Jiha Moon

Artist Jiha Moon has little time to waste, yet she chats easily over tea in her apartment as if the deadlines for her many forthcoming exhibitions were nonexistent. She is a study in contradictions; her ebullient nature and casual airs obscure the determination of this serious young painter. Having landed in Atlanta only a year ago with husband Andy Moon-Wilson, Moon has given the studio her full attention of late. With an recent solo exhibition at Moti Hasson gallery, New York, this spring and an Atlanta premiere in January 2008 at Saltworks gallery, Moon works constantly on her paintings.

Moon was born and raised in rural South Korea and left home to pursue art studies in the United States, first at the Maryland Institute College of Art and later at the University of Iowa, where she received her MFA. The American experience was crucial for Moon – once she overcame the language barrier – as she began living the culture rather than studying it from afar.

Her earliest works drew inspiration from American Pop Art and Disney, coupled with a sharp illustrative style. A strong segment of the work consisted of family portraits, replete with emotional overtones. During her studies, Moon gradually abandoned the super-realist Western style she cultivated in Korea, only to rediscover vestiges of her native visual language after she was far removed from her homeland. She began painting fantasy landscapes in Asian styles that were populated with all varieties of pop culture figures, but also natural forms, woven in miniature throughout the scene.

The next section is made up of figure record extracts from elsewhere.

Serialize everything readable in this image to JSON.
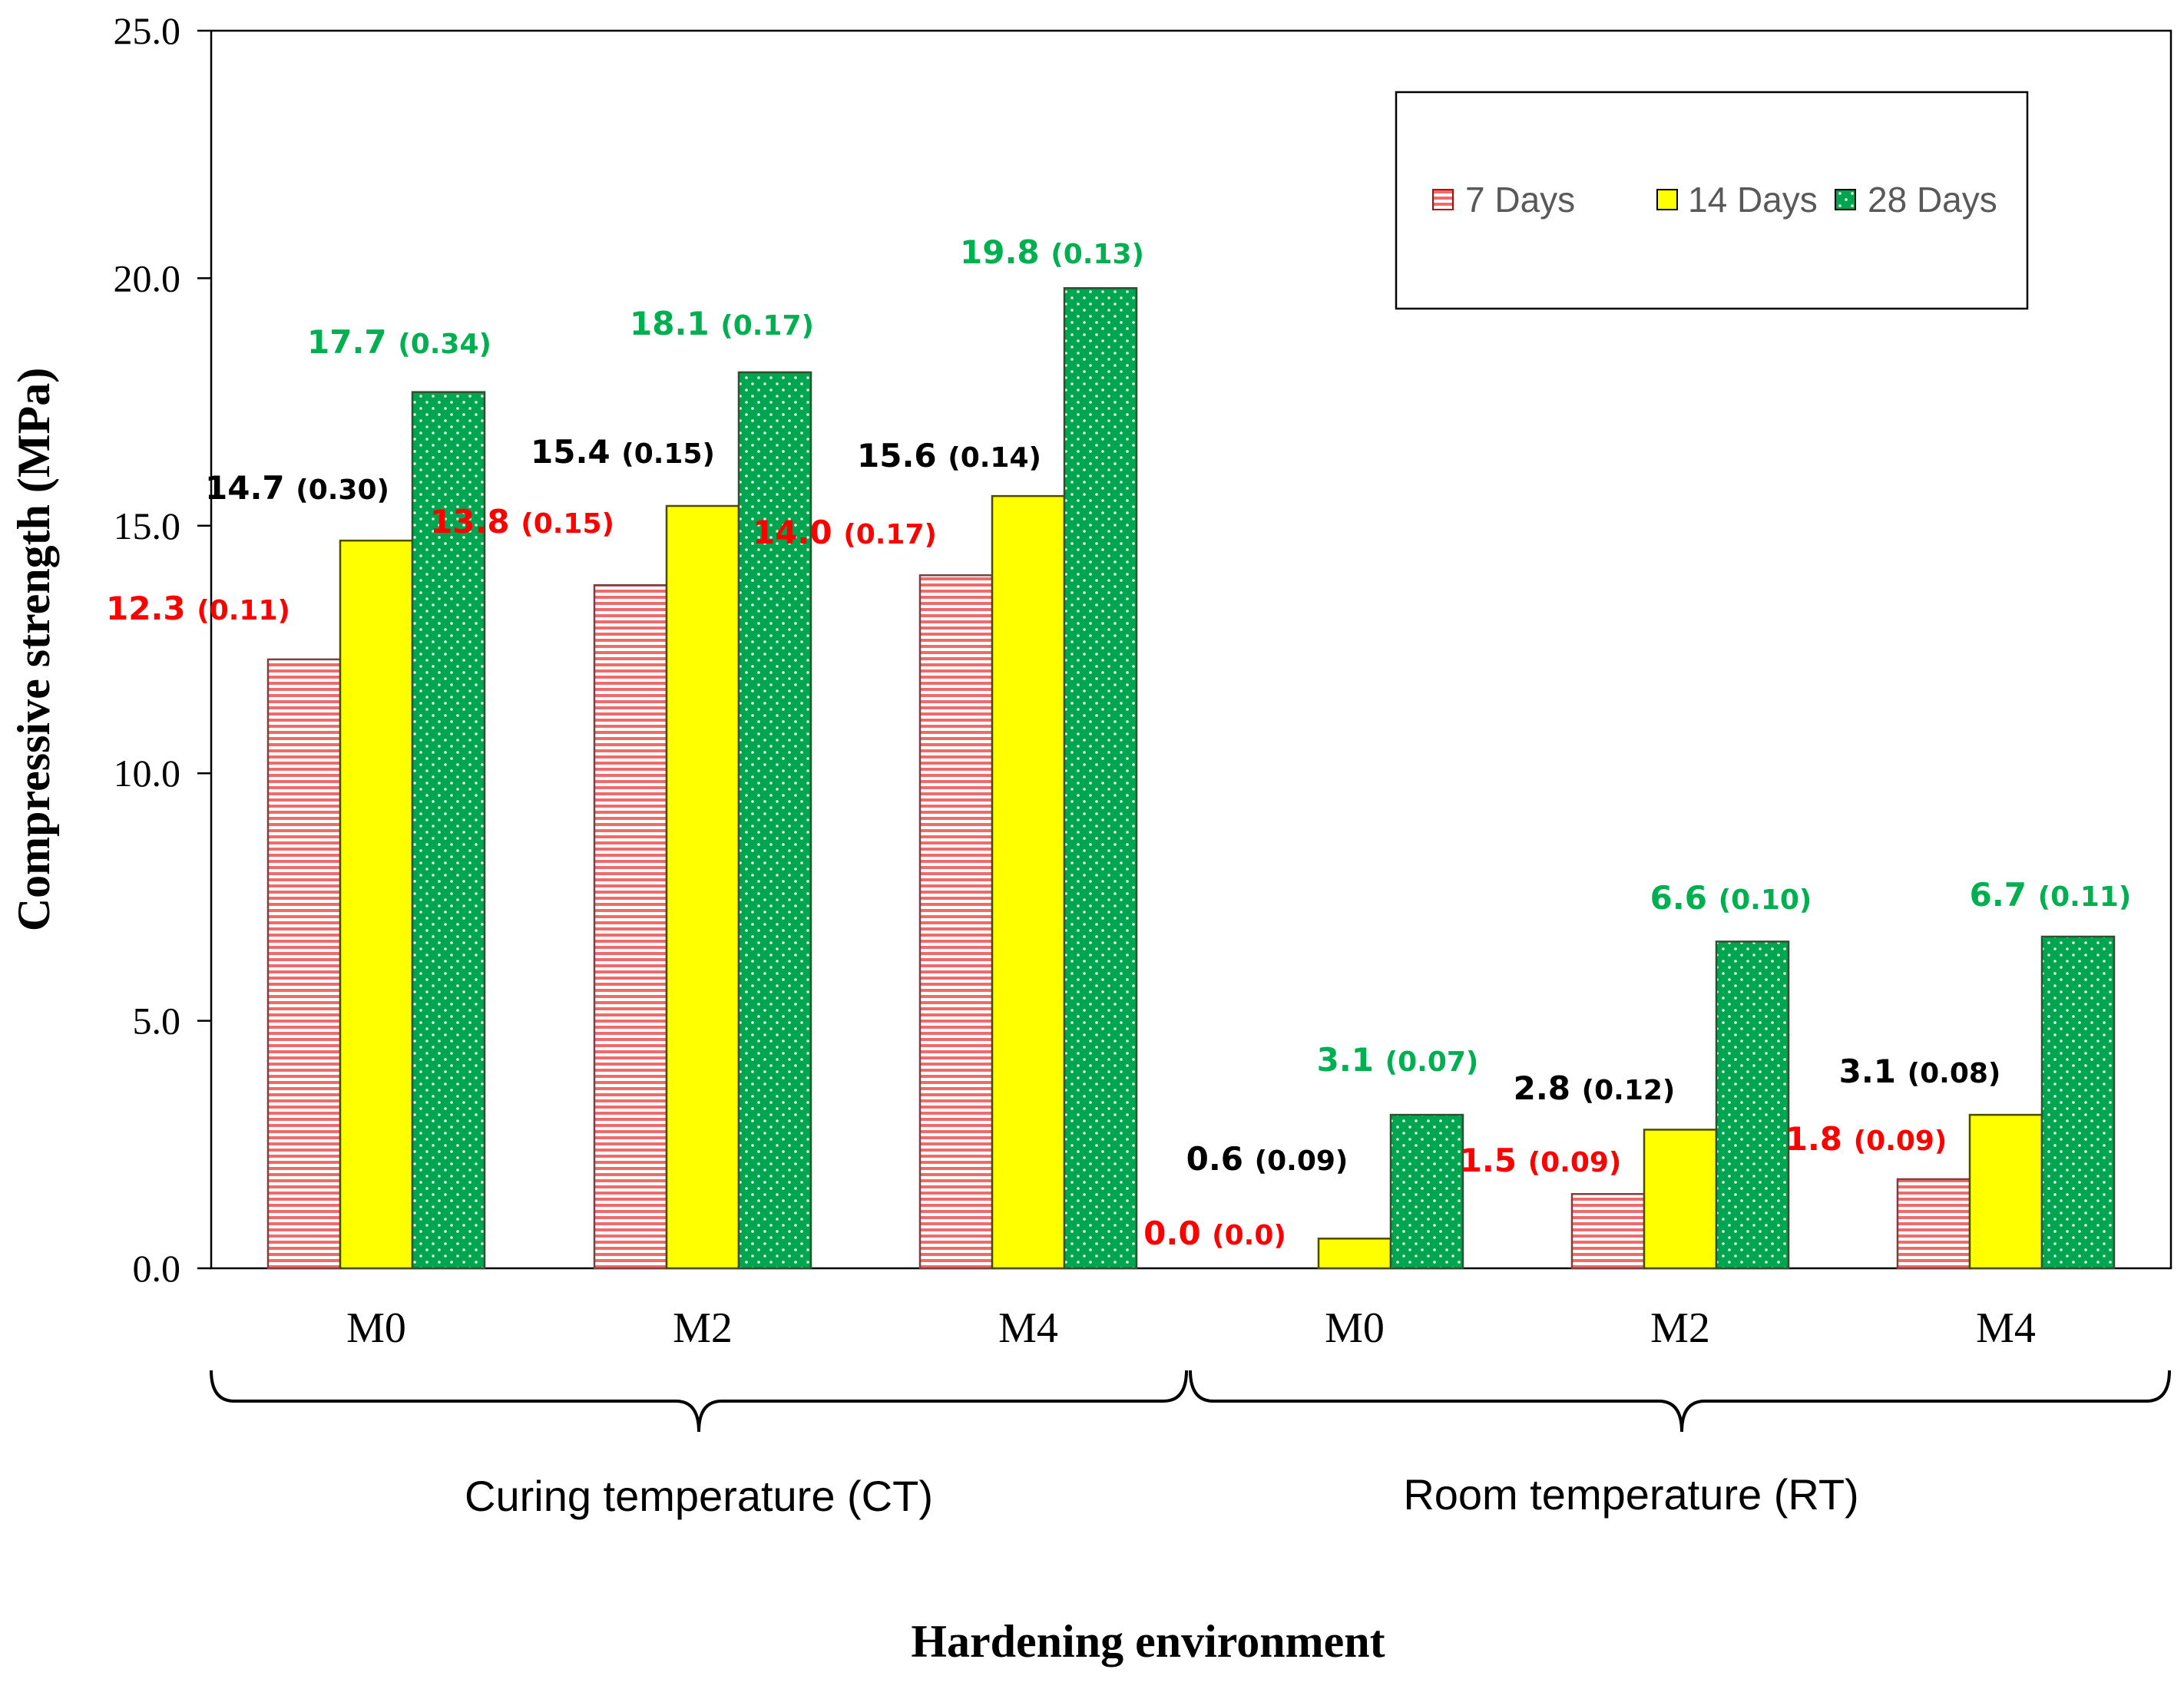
{
  "chart_data": {
    "type": "bar",
    "ylabel": "Compressive strength (MPa)",
    "xlabel": "Hardening environment",
    "ylim": [
      0,
      25
    ],
    "yticks": [
      "0.0",
      "5.0",
      "10.0",
      "15.0",
      "20.0",
      "25.0"
    ],
    "categories": [
      "M0",
      "M2",
      "M4",
      "M0",
      "M2",
      "M4"
    ],
    "groups": [
      {
        "name": "Curing temperature (CT)",
        "category_indices": [
          0,
          1,
          2
        ]
      },
      {
        "name": "Room temperature (RT)",
        "category_indices": [
          3,
          4,
          5
        ]
      }
    ],
    "series": [
      {
        "name": "7 Days",
        "color": "#ff0000",
        "fill": "#f4a3a3",
        "pattern": "horizontal-lines",
        "values": [
          12.3,
          13.8,
          14.0,
          0.0,
          1.5,
          1.8
        ],
        "labels": [
          [
            "12.3",
            "(0.11)"
          ],
          [
            "13.8",
            "(0.15)"
          ],
          [
            "14.0",
            "(0.17)"
          ],
          [
            "0.0",
            "(0.0)"
          ],
          [
            "1.5",
            "(0.09)"
          ],
          [
            "1.8",
            "(0.09)"
          ]
        ]
      },
      {
        "name": "14 Days",
        "color": "#000000",
        "fill": "#ffff00",
        "pattern": "solid",
        "values": [
          14.7,
          15.4,
          15.6,
          0.6,
          2.8,
          3.1
        ],
        "labels": [
          [
            "14.7",
            "(0.30)"
          ],
          [
            "15.4",
            "(0.15)"
          ],
          [
            "15.6",
            "(0.14)"
          ],
          [
            "0.6",
            "(0.09)"
          ],
          [
            "2.8",
            "(0.12)"
          ],
          [
            "3.1",
            "(0.08)"
          ]
        ]
      },
      {
        "name": "28 Days",
        "color": "#00b050",
        "fill": "#00a550",
        "pattern": "dots",
        "values": [
          17.7,
          18.1,
          19.8,
          3.1,
          6.6,
          6.7
        ],
        "labels": [
          [
            "17.7",
            "(0.34)"
          ],
          [
            "18.1",
            "(0.17)"
          ],
          [
            "19.8",
            "(0.13)"
          ],
          [
            "3.1",
            "(0.07)"
          ],
          [
            "6.6",
            "(0.10)"
          ],
          [
            "6.7",
            "(0.11)"
          ]
        ]
      }
    ],
    "legend": {
      "position": "top-right",
      "entries": [
        "7 Days",
        "14 Days",
        "28 Days"
      ]
    }
  }
}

Her work, which combines brush and pen, ink and acrylic, conveys all the complexities of her character and cross-cultural influences. The studio walls are pinned with large sheets of handmade Korean hanji – rice paper – on which Moon lays out elaborate Asian landscapes peppered with manga-style and cartoonish forms and figures.

Most striking is how she conflates a natural landscape idiom with surrealistic figures rendered in highly artificial, saturated colors. In ‘Secret of Swamp’ (ink and acrylic, 2004), an underwater world is populated by one-eyed, fuchsia-colored organisms that recall the dreamscape characters drawn by French master Odilon Redon (1840-1916) with a contemporary twist. Moon exploits her draftsman’s talents to make her creatures believable; her electric palette brings them up to date.

Moon’s exquisite landscapes are surprisingly charming and light-hearted despite their traditional overtones. In her eclectic mix of references, Moon strives to express the abstract sensibility of Asian landscape traditions. Her unique style is now receiving wide recognition, both in the United States and internationally. Her work is now represented in the collections of the Hirshhorn Museum in Washington, D.C., and the Virginia Museum of Fine Arts in Richmond. She will have a solo exhibition at the Mint Museum of Art in Charlotte, North Carolina, in 2008. She is represented nationally by the Curator’s Office gallery in Washington, D.C.